The first image is allegedly showing a Chinese J-20 fifth-generation fighter flight testing the long-awaited WS-15 engine have been released, following multiple indications that the new engine is set to enter service by 2025. The WS-15 was previously tested on a number of larger non-combat airframes, and its integration onto a fighter indicates it has reached an advanced stage of development. As is typical for initial tests the fighter used one WS-15 and one older WS-10 engine, as the reliability of the new engine remains uncertain so flying it with an older one provides engine redundancy and allows the fighter to land on the power of the WS-10 if needed. Designed by the Shenyang Aeroengine Research Institute, the WS-15 is to be manufactured by the Xian Aeroengine Corporation and is expected to have greater fuel efficiency and far greater power than its predecessor, providing the J-20 with a much greater endurance and superior flight performance. The engine is expected to make the J-20 the world’s leader among fighters and interceptors in terms of thrust output, at least until the first sixth generation fighters enter service, meaning the engine will have a greater thrust and any other used by a twin-engine fighter. It’s closest competitors are the upcoming Saturn 30 to be used by the Russian Su-57 and possibly the Su-34 fighters, the D-30 used by the MiG-31, and the F119 used by the American F-22.. The most powerful fighter engine and service worldwide today is the F135 which powers the American F-35 single engine fighter, with a number of reports indicating that the WS-15 could rival it in power. 

Although Chinese military aviation has come to lead the world in a number of areas, its engine technology is still remain behind with the American F119 and F135 and Russian AL-41 all still outperforming any existing Chinese designs. The WS-15 program appears intended to leapfrog these older engines and place China on par with if not ahead of the world leaders.
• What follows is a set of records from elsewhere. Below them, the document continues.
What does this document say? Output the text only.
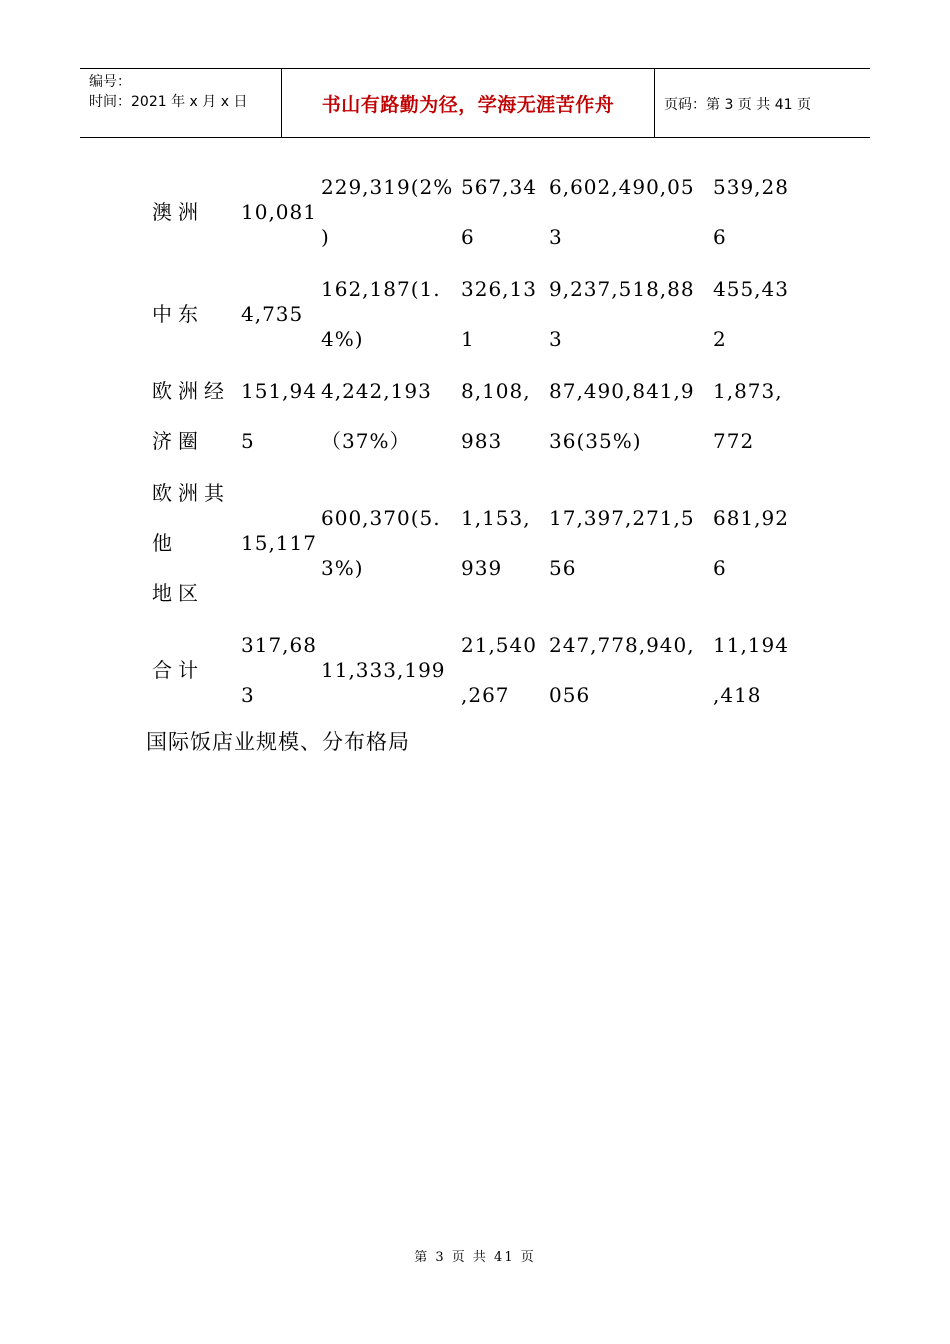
编号：
时间：2021 年 x 月 x 日	书山有路勤为径，学海无涯苦作舟	页码：第 3 页 共 41 页
澳洲 10,081
229,319(2%
)
567,34
6
6,602,490,05
3
539,28
6
中东 4,735
162,187(1.
4%)
326,13
1
9,237,518,88
3
455,43
2
欧洲经
济圈
151,94
5
4,242,193
（37%）
8,108,
983
87,490,841,9
36(35%)
1,873,
772
欧洲其
他
地区
15,117
600,370(5.
3%)
1,153,
939
17,397,271,5
56
681,92
6
合计
317,68
3
11,333,199
21,540
,267
247,778,940,
056
11,194
,418
国际饭店业规模、分布格局
第 3 页 共 41 页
The recent transition to allow J-10 single engine fighters to use indigenous WS-10 engines was a major indicator of their growing perceived reliability, as single engine fighters lack engine redundancy meaning if the WS-10 failed during flight the aircraft would certainly be destroyed. The J-20 itself previously used Russian AL-31 engines developed for the Su-34 strike fighter as a stopgap until the WS-10’s design had been further refined, although the Russian design is still marginally more powerful. Integration of the WS-15 is expected to belatedly allow the J-20 to fly supersonically for sustained periods without using afterburners, providing a capability known as ‘supercruise’ which has been a key requirement for several 21st century fighter programs. 

With new variants of the J-20 integrating thrust vectoring engines for greater low speed manoeuvrability, the WS-15’s increased thrust will further improve this and also facilitate greater high speed manoeuvrability, as well as potentially powering new more formidable sensors. It remains to be seen what other fighters the WS-15 could eventually power, with some speculation that an upcoming fifth generation single engine fighter aimed at export markets could use the same powerplant. The J-20 is one of just two fifth generation fighters fielded at squadron level strength and in production anywhere in the world today alongside the American F-35, although other fifth generation fighter designs including a naval fighter derived from the FC-31 program have been pursued in China. While Chinese combat aviation is considered a fully peer competitor to the United States in terms of avionics, missiles and to some extent even stealth technologies, bridging the gap in engine technologies would be a major step towards complete parity and eventually possibly primacy in the field.